Silent Night Deadly Night 4 : The Initiation
Clint Howard watching a flaming corpse fly off a roof? Now THAT’S how you start a movie! Between this, Reggie Bannister and Allyce Beasley (the receptionist from Moonlighting), I have high hopes for this film. Seeing Brian Yuzna in the director’s chair is another good sign. The director of Return of the Living Dead 3 (arguably the most iconic of the series with it’s pierced heroine) and several of the Re-Animator films, this is a guy who gets how to make a solid, memorable piece of horror, especially a sequel. He also knows enough to hire someone like Screamin’ Mad George to sling latex and create horrific monster FX, not to mention bringing Full Moon alumni Richard Band along to do music.
We find ourselves in the bullpen of a newspaper with a classifieds clerk who wants to break in to reporting and thinks the jumper, being ruled a suicide, is her big break. She heads to the jump site where the chalk outline is still fresh and encounters Clint Howard – “Ricky”, as she browses books on spontaneous combustion. He’s a creepy homeless person who follows her to the roof as she checks out the ledge the victim jumped from. Cockroaches seem to follow her home – a problem that will escalate around the half hour mark with the most terrifying giant roach I’ve ever seen, a skull airbrushed into it back. It almost feels like our slasher series is morphing into a horror edged fantasy as our reporter drifts into nightmarish visions.

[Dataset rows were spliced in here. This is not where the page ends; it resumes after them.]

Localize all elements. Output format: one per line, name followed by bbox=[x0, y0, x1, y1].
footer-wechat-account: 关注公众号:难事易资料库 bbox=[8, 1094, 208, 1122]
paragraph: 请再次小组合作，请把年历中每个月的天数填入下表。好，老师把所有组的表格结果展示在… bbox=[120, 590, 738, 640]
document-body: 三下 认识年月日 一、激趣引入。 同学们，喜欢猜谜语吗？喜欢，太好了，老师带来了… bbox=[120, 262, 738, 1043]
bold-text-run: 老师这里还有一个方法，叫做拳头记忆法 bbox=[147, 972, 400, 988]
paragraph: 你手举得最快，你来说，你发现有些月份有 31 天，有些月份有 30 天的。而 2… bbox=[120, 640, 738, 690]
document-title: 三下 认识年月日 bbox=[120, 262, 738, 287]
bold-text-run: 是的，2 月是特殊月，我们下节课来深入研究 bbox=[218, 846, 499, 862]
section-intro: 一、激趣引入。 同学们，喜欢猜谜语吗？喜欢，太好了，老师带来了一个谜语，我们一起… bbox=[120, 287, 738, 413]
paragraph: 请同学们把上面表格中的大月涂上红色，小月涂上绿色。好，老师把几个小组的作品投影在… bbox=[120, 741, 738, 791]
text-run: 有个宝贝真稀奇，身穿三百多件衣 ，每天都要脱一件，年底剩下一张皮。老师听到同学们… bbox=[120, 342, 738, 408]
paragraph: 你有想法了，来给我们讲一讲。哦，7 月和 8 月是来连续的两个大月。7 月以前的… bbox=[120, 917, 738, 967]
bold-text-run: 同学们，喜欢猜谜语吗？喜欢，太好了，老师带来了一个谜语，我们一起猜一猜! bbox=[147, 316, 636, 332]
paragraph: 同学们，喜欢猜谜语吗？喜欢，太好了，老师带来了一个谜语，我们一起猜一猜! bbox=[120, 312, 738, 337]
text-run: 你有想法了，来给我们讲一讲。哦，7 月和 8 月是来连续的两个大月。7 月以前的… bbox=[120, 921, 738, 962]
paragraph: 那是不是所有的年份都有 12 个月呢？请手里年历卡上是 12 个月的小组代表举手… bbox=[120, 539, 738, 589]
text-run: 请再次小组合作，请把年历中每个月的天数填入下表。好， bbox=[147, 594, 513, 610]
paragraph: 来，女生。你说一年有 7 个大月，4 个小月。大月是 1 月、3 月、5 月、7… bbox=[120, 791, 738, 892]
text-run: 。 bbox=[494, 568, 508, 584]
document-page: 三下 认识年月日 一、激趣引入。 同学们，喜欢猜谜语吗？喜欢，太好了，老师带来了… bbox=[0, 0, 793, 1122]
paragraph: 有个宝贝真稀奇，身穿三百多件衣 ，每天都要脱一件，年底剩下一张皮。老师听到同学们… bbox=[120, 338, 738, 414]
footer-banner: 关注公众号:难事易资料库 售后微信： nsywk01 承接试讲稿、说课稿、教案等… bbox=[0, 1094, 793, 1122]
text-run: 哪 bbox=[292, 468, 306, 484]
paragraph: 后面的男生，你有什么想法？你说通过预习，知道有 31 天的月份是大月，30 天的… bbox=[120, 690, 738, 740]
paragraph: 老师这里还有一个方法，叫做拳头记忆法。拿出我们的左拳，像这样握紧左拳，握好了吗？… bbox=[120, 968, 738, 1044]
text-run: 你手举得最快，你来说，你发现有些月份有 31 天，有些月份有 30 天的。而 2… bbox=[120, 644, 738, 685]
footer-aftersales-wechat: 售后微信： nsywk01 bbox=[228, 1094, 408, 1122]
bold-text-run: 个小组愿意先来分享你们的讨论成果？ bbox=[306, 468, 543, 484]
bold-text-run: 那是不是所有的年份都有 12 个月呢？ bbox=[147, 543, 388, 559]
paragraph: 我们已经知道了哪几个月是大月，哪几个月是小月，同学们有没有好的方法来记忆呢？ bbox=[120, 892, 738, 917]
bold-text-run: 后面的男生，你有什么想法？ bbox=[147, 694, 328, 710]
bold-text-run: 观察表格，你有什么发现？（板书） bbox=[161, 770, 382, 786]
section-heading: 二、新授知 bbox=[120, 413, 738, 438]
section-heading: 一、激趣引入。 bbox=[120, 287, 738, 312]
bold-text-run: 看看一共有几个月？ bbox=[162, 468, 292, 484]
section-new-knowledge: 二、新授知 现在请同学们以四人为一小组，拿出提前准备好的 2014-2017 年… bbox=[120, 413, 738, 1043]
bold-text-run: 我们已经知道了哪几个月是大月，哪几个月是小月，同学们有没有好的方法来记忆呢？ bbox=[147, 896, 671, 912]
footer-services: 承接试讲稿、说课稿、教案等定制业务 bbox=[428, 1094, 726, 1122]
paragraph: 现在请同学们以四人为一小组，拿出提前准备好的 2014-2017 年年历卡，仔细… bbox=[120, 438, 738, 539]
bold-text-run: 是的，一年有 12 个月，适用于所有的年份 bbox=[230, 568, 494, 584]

There’s nothing particularly Christmassy about this story of a young woman, being initiated into a coven of witches. No real connection to the rest of the Silent Night series either unless Clint Howard’s “Ricky” is meant to be Ricky Cauldwell, somehow still alive and now having grown some skin over that brain box from the last film. It’s possible. He almost hints at it during a scene where he watches the dream sequence from SNDN3 and answers “Santa Claus Killer” when asked who he is. He serves the witches and I suppose they could have magically shoved his brain down and generate some flesh to cover it.
In any event, the creepy FX are spectacular and the dreamlike confusion of the film give it a “Serpent and the Rainbow” kind of feel. It’s actually a really good film on it’s own, but feel like it should be it’s own thing and not a part of this franchise. That’s kind of ironic, because it may just be the single best film in this series. No worries though, the crew will be back for the next entry too.